# Deck lid insert



## CullmanR452 (Jan 14, 2010)

what do you guys think i bought an extra panel to try it out and am not sure.


----------



## cain5.7 (Dec 23, 2010)

like :cool.... where did u pick that up at?


----------



## jpalamar (Jul 22, 2008)

Looks good. Guessing that a PBM insert?


----------



## ALKYGTO (Mar 29, 2010)

If I use my imagination, I can clearly see that is a beautiful addition to your GTO. 

Seriously, post a better pic please.


----------



## Poncho Dan (Jun 30, 2009)

When I build a CF trunk lid, I'm going to make that all one solid piece, and french out the seams.


----------



## Ol' Yeller (Mar 4, 2010)

I think it looks best stock, but it can look good.. (not my car)


----------



## Red Bearded Goat (Mar 19, 2007)

Ol' Yeller said:


> I think it looks best stock, but it can look good.. (not my car)


That POS looks familiar..... 



































































LOL... cause that panel was previously mounted on this trunk..


----------



## Ol' Yeller (Mar 4, 2010)

lol. I remember hauling those trunks around while taking another pos down to nick williams...


----------



## CullmanR452 (Jan 14, 2010)

cain5.7 said:


> like :cool.... where did u pick that up at?





jpalamar said:


> Looks good. Guessing that a PBM insert?
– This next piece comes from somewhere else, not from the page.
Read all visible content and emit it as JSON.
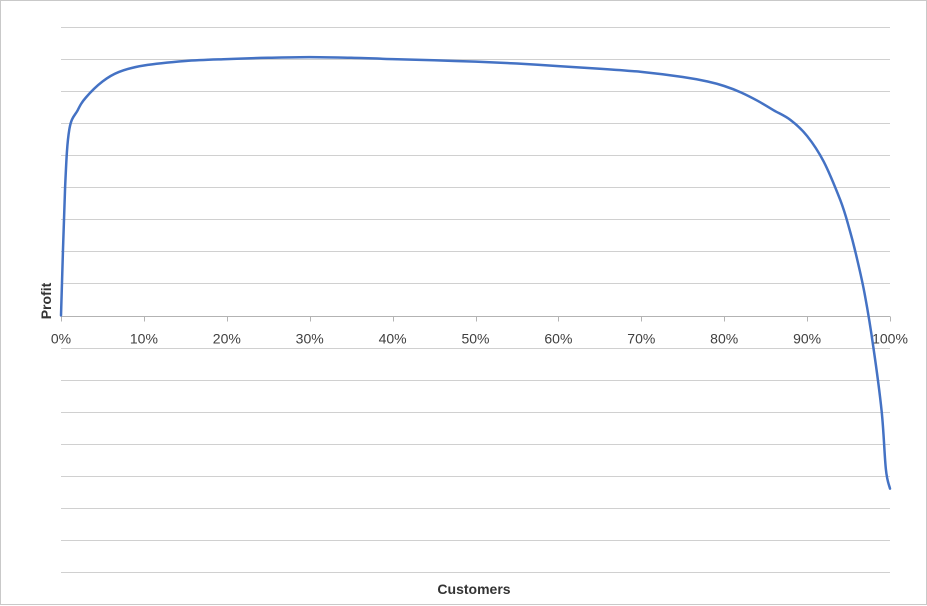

i actually found a guy parting out his car that hit a tree on craigslist. paid like 100$ for the whole deck lid minus the spoiler.

it was cgm when i got it and i used flat balck krylon I had planned on getting it professionally painted but it came out so perfect with the rattle can its still on there now


----------



## 8mydust05 (Aug 29, 2011)

I have seen a Yellow Jacket here in town that had a similar setup and it looked GREAT.


----------



## Falco21 (May 11, 2010)

Racoon Mod. 

To each his own.


----------



## cpr (Aug 3, 2006)

*Great look, more vintage muscle look!!*

Well i like that look as my GTO has


----------



## 87GN06GTO07IRL (Aug 10, 2009)

^^^I like what yours has under the hood!


----------



## Falco21 (May 11, 2010)

What are those 2 circles in the rear?


----------



## ZEIKE524 (Dec 28, 2010)

^Yeah is it dumped and thats just a cop deterent fake looking tips?


----------



## HP11 (Apr 11, 2009)

Falco21 said:


> What are those 2 circles in the rear?





ZEIKE524 said:


> ^Yeah is it dumped and thats just a cop deterent fake looking tips?


Those look like SuperTrapp exhaust tips. They're adjustable for sound and the manufacturer also claims that they are also tuneable powerwise by adding or removing stainless plates.


----------



## Falco21 (May 11, 2010)

That looks terrible lol 

Just being honest


----------



## OmikronPhi (Jul 24, 2009)

I've seen the insert with the lights on it (VX Commodore/Calais Garnish panel)...I've only seen in on a Torrid Red 04 but it looked really good...been trying to find out how to get a decent one to the states


----------